Una mujer, Iliana Henchoz, ganó en octubre de 2008 un juicio en el Tribunal Contencioso Administrativo por el qual exigía que se le practicara la fecundación in vitro para quedar embarazada.

Reproducción asistida.

Reproducción asistida.

“En ese primer fallo, los jueces obligaron a la Caja Costarricense del Seguro Social (CCSS) a diagnosticar la posibilidad de ofrecer la fertilización in vitro para producir un embarazo, siempre que se fecundara únicamente un óvulo –y no varios– a fin de no atentar contra el derecho a la vida.”

La Caja apeló la sentencia, porque en el 2000 se prohibió este procedimiento. Había, pues, dos sentencias que parecían contradictorias. En esta fecha “la Sala Constitucional prohibió la fecundación in vitro al estimar que esta técnica viola el derecho a la vida y la dignidad del ser humano porque, en el proceso, se puede producir una ‘elevada pérdida de embriones’. En aquel momento, los magistrados estimaron que “el embrión humano es persona desde el momento de la concepción”.

“La prohibición se extendió tanto para instituciones públicas como privadas, luego de que este método de reproducción asistida fuese practicado en el país desde 1994.”
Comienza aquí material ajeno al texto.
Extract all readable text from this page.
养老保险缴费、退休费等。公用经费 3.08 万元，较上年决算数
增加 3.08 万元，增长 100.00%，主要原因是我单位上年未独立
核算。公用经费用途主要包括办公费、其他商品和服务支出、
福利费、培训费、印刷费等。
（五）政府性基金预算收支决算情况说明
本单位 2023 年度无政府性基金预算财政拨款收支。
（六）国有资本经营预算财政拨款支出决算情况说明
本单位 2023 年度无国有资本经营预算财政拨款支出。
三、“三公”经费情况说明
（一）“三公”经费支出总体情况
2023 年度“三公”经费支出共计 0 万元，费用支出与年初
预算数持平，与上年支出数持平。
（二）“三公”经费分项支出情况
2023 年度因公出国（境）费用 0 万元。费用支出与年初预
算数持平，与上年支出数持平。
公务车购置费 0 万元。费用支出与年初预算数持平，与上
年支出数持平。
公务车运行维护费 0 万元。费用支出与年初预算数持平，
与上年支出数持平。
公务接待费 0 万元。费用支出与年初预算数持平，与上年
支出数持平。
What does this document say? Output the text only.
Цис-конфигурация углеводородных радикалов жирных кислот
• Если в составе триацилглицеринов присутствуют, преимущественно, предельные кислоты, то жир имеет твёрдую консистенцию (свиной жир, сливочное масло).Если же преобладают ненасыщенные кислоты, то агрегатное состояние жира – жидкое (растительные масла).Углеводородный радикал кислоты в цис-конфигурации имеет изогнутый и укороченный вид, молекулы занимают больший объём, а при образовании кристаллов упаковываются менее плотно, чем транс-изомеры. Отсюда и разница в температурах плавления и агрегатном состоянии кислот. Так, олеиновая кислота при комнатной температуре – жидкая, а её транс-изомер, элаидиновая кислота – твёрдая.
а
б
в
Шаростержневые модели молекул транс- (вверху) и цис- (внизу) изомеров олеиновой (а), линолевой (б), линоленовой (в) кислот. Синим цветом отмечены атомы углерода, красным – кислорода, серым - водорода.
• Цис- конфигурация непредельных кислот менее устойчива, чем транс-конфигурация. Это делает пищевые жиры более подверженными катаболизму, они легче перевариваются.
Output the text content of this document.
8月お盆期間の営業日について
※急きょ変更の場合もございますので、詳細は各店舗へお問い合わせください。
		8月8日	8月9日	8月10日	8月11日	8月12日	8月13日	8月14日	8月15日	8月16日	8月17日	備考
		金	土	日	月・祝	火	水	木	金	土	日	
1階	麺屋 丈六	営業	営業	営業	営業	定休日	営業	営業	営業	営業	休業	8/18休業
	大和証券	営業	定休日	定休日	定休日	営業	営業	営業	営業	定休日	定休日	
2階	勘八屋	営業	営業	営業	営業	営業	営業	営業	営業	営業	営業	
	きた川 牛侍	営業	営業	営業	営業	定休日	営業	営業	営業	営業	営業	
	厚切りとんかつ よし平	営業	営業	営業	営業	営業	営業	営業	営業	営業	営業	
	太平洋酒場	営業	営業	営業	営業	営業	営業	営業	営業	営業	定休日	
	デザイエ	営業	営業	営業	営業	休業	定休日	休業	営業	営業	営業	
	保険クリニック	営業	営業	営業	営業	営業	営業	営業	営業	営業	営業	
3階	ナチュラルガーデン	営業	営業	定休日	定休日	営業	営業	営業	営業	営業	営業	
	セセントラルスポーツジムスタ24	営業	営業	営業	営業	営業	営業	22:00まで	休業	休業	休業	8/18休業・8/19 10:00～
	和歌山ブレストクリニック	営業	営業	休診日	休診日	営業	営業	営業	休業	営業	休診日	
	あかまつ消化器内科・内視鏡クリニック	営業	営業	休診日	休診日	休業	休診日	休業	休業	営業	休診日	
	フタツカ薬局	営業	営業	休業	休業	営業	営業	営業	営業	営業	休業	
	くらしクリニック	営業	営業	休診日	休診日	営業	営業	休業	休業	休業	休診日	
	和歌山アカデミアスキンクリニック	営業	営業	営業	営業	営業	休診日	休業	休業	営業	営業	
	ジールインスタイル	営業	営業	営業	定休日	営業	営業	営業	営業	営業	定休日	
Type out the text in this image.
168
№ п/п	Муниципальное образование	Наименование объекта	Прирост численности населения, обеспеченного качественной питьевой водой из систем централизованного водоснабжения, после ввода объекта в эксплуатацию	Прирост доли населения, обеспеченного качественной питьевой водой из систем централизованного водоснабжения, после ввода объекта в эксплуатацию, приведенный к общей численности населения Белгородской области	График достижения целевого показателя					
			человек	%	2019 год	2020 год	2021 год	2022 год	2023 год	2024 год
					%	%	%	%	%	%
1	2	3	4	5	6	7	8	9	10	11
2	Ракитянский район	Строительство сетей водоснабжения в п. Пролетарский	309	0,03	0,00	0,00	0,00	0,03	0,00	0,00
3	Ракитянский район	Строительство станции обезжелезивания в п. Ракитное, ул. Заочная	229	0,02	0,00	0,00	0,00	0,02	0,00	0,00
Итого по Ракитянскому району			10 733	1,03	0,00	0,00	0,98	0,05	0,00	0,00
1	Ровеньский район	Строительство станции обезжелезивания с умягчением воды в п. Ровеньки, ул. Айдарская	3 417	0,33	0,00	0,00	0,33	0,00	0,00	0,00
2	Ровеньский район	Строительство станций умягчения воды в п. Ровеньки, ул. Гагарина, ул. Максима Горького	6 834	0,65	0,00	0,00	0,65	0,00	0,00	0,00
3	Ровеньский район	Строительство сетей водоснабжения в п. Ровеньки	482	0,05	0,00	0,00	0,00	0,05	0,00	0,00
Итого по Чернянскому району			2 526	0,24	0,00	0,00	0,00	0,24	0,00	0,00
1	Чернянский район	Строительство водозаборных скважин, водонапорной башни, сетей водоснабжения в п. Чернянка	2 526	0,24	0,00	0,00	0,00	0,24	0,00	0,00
Los magistrados de la Sala Primera del Tribunal de Casación derogaron las disposiciones del Contencioso que permitían a la Caja Costarricense el implante del óvulo. Mediante esta sentencia, pues,  la Caja ya no está obligada a practicar la fecundación in vitro. “Anabelle León Feoli, magistrada de la Sala Primera, explicó que dicha decisión fue tomada porque la persona que demandó a la CCSS expuso que ya no tiene interés en recibir el tratamiento debido a su edad (49 años).”

De este modo, la Sala Primera se ha visto legitimada para no entrar a fondo en un tema  que afecta a muchas mujeres costarricenses, las cuales, sin la reproducción asistida, no pueden quedar embarazadas.

“Cualquier otra persona que desee el tratamiento tendrá que iniciar un nuevo proceso judicial, dijo León.”